Dalam rangka memperingati Hari Tani Nasional, ratusan massa dari berbagai elemen mahasiswa, organisasi masyarakat, dan petani yang tergabung dalam Aliansi Bengkulu Melawan,  menggelar aksi demonstrasi di depan Kantor Gubernur Bengkulu pada Selasa (24/9/2024),(foto:Yudi/Selimburcaya.com).

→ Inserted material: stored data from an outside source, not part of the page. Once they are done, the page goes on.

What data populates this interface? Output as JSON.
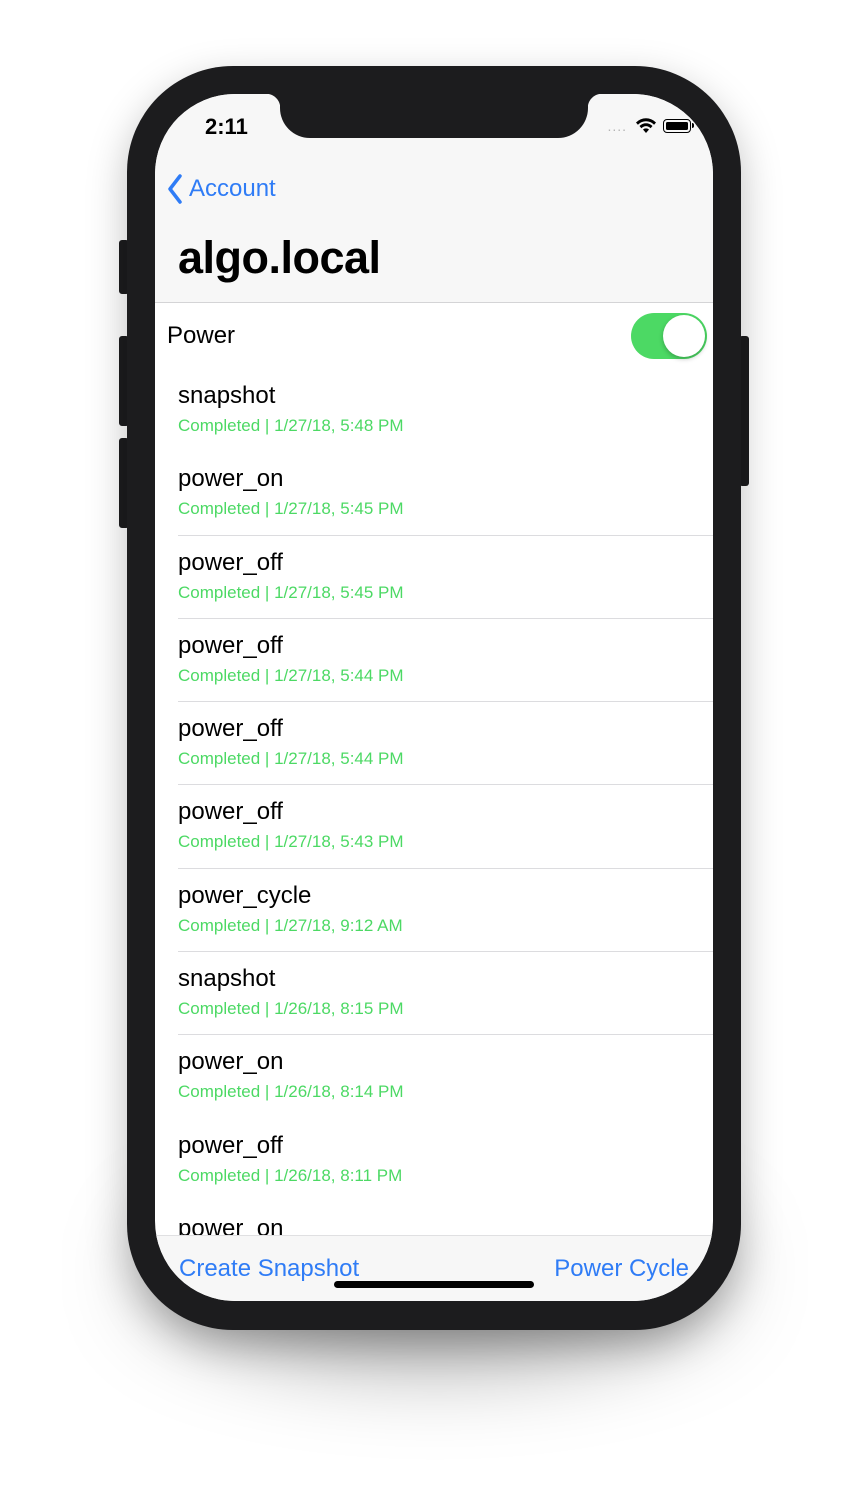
{
  "status_bar": {
    "time": "2:11",
    "signal_dots": "....",
    "wifi_icon": "wifi-icon",
    "battery_icon": "battery-icon"
  },
  "nav": {
    "back_label": "Account",
    "title": "algo.local"
  },
  "power": {
    "label": "Power",
    "toggle_on": true,
    "toggle_color": "#4cd964"
  },
  "tasks": [
    {
      "name": "snapshot",
      "status": "Completed | 1/27/18, 5:48 PM"
    },
    {
      "name": "power_on",
      "status": "Completed | 1/27/18, 5:45 PM"
    },
    {
      "name": "power_off",
      "status": "Completed | 1/27/18, 5:45 PM"
    },
    {
      "name": "power_off",
      "status": "Completed | 1/27/18, 5:44 PM"
    },
    {
      "name": "power_off",
      "status": "Completed | 1/27/18, 5:44 PM"
    },
    {
      "name": "power_off",
      "status": "Completed | 1/27/18, 5:43 PM"
    },
    {
      "name": "power_cycle",
      "status": "Completed | 1/27/18, 9:12 AM"
    },
    {
      "name": "snapshot",
      "status": "Completed | 1/26/18, 8:15 PM"
    },
    {
      "name": "power_on",
      "status": "Completed | 1/26/18, 8:14 PM"
    },
    {
      "name": "power_off",
      "status": "Completed | 1/26/18, 8:11 PM"
    },
    {
      "name": "power_on",
      "status": ""
    }
  ],
  "toolbar": {
    "create_snapshot_label": "Create Snapshot",
    "power_cycle_label": "Power Cycle"
  },
  "colors": {
    "accent": "#2f7cf6",
    "status_green": "#4cd964"
  }
}
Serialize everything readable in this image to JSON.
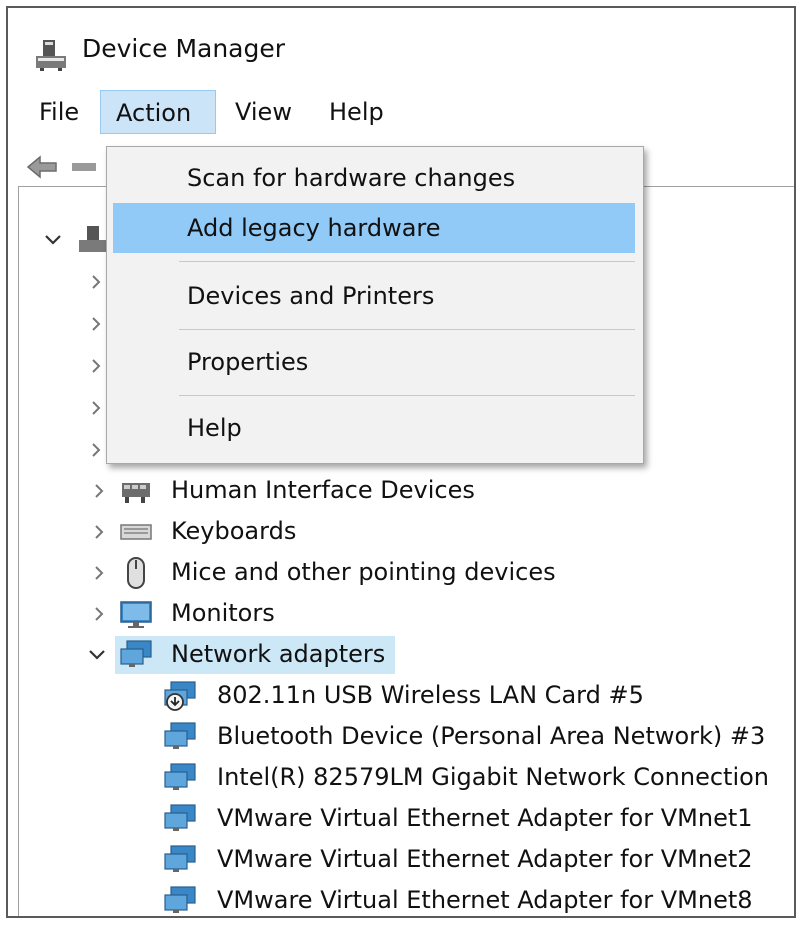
{
  "window": {
    "title": "Device Manager"
  },
  "menubar": {
    "file": "File",
    "action": "Action",
    "view": "View",
    "help": "Help"
  },
  "action_menu": {
    "items": [
      "Scan for hardware changes",
      "Add legacy hardware",
      "Devices and Printers",
      "Properties",
      "Help"
    ],
    "highlighted_index": 1
  },
  "tree": {
    "categories": [
      {
        "label": "Human Interface Devices",
        "icon": "hid-icon",
        "expanded": false
      },
      {
        "label": "Keyboards",
        "icon": "keyboard-icon",
        "expanded": false
      },
      {
        "label": "Mice and other pointing devices",
        "icon": "mouse-icon",
        "expanded": false
      },
      {
        "label": "Monitors",
        "icon": "monitor-icon",
        "expanded": false
      },
      {
        "label": "Network adapters",
        "icon": "network-adapter-icon",
        "expanded": true,
        "selected": true
      }
    ],
    "network_adapters": [
      "802.11n USB Wireless LAN Card #5",
      "Bluetooth Device (Personal Area Network) #3",
      "Intel(R) 82579LM Gigabit Network Connection",
      "VMware Virtual Ethernet Adapter for VMnet1",
      "VMware Virtual Ethernet Adapter for VMnet2",
      "VMware Virtual Ethernet Adapter for VMnet8"
    ]
  },
  "colors": {
    "menu_active_bg": "#cce4f7",
    "menu_highlight_bg": "#91c9f7",
    "selection_bg": "#cce8f7"
  }
}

Bengkulu, Selimburcaya.com– Dalam rangka memperingati Hari Tani Nasional, ratusan massa dari berbagai elemen mahasiswa, organisasi masyarakat, dan petani yang tergabung dalam Aliansi Bengkulu Melawan, pada Selasa (24/9/2024), menggelar aksi demonstrasi di depan Kantor Gubernur Bengkulu. Massa tersebut mengajukan lima tuntutan kepada Pemerintah Provinsi Bengkulu terkait isu agraria dan pertanian di daerah tersebut.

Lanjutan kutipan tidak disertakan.